En 1900, on peut parler de Bab-el-Oued les Deux-Églises. On a, en effet, construit l'église Saint-Joseph, tarabiscotée comme une pièce de pâtisserie saupoudrée de sucre, et cette blanche construction fait face à la silhouette jaune de Notre-Dame d'Afrique " Madame l'Afrique ",disent les Algériens de la Casbah, également bâtie, à cette époque, sur les hauteurs. Le tramway, dont les rails suivent la côte jusqu'à la corniche de Saint-Eugène , succède à la voiture à chevaux, aïeule de tous les transports en commun.

Au début du siècle, de lourdes bâtisses aux façades blanches ou ocre, construites dans un style colonial que l'on retrouve encore aujourd'hui dans les villes hispaniques des Caraïbes, transforment le paysage entre la colline de Bouzaréa et l'étroite bande de sable jaune longeant la mer, face aux " bains Matarese ". Le coeur de cet ensemble est la place des Trois-Horloges, qui doit son nom, en fait, à une seule horloge à trois cadrans, étonnante pièce de fonte surmontée d'une grosse boule blanche.
Le publiciste Auguste Robinet, dit Musette, campe, dans un livre bien vite célèbre, le héros picaresque qui symbolise tout Bab-el-Oued : Cagayous.

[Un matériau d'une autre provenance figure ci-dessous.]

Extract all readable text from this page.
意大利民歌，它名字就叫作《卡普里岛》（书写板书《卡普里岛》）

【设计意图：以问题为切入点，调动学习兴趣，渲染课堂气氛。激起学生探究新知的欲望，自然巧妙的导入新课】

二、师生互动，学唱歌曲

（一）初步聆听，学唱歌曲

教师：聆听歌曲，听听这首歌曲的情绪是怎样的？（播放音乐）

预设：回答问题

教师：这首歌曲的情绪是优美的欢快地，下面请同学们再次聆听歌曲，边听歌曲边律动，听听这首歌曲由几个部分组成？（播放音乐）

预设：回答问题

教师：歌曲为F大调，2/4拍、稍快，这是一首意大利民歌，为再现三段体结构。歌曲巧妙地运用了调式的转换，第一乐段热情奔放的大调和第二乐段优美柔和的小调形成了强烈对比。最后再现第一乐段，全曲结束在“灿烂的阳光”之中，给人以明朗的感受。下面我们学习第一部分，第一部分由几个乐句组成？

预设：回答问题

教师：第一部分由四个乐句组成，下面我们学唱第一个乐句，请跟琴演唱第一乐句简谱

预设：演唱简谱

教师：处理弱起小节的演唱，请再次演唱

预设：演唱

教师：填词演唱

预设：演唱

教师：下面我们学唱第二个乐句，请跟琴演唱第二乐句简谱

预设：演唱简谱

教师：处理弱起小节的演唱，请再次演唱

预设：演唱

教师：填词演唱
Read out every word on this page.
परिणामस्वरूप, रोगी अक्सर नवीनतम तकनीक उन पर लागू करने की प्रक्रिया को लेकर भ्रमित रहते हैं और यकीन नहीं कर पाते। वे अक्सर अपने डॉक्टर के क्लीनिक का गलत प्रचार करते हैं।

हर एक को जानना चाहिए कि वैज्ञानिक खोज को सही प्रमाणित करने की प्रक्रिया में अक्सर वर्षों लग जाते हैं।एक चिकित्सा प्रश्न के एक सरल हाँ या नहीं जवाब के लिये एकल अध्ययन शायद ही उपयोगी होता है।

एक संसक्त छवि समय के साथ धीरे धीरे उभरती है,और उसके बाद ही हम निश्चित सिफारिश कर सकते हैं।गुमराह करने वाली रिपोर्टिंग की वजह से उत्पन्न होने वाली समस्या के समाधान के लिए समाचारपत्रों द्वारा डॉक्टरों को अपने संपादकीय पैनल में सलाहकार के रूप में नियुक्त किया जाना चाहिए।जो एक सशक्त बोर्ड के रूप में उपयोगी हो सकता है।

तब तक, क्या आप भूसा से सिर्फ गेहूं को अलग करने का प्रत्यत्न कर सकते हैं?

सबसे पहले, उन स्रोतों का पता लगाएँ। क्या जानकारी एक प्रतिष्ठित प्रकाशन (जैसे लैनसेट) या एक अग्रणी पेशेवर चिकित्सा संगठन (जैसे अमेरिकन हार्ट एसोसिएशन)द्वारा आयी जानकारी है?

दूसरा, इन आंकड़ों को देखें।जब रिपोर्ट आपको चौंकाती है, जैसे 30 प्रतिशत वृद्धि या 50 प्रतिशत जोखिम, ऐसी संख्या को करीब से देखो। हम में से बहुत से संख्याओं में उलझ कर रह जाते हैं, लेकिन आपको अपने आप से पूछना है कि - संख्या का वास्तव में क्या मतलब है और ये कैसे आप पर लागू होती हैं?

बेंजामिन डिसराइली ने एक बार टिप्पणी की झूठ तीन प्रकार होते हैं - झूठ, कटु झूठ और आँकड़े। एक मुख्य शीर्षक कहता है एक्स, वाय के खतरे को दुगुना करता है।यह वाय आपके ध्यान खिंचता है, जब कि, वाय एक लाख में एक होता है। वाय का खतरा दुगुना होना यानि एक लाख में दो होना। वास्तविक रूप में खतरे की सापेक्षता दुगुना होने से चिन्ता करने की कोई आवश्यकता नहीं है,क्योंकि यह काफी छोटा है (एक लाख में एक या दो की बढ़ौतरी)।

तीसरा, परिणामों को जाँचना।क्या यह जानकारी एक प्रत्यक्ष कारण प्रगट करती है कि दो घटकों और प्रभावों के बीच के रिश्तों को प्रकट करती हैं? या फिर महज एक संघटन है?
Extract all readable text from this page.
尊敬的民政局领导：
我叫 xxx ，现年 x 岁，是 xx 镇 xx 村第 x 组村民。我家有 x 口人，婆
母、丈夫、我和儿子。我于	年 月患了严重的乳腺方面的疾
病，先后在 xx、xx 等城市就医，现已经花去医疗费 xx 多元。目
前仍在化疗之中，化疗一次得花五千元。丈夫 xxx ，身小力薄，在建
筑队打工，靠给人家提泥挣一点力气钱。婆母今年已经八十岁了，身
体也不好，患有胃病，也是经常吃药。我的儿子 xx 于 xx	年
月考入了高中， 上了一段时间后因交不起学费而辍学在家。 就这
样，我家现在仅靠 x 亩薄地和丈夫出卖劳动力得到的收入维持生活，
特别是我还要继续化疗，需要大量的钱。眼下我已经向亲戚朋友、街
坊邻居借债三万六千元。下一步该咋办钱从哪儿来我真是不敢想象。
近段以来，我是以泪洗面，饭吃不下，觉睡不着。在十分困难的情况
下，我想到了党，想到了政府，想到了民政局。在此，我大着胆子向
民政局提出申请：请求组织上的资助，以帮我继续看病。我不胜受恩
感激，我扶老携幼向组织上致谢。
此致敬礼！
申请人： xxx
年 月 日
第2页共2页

On voit vivre, dans le petit monde de Cagayous, tous les acteurs bien typés de la commedia dell'arte que joue, pour les autres et pour lui-même, le petit peuple du quartier : Chicanelle, ma soeur, pôvre, qu'elle élève toute seule le petit Scaragolette, Calcidone, le pêcheur d'oursins, Pimient, le marchand de tabac, Coimbra, le fossoyeur, Mecieur Hoc, le facteur, Courro le fier-à-bras, Bacora le guitariste, Félisque le ténor, Embrouilloune, l'Apolitain (le Napolitain), Ugène, le louette (le rusé), Fartasse (le Chauve), tape-à-l'oeil, Gasparette et, enfin, çui-là qu'il a la calotte jaune, l'homme qui se cache de la police et dont on ne connaîtra jamais que ce long pseudonyme.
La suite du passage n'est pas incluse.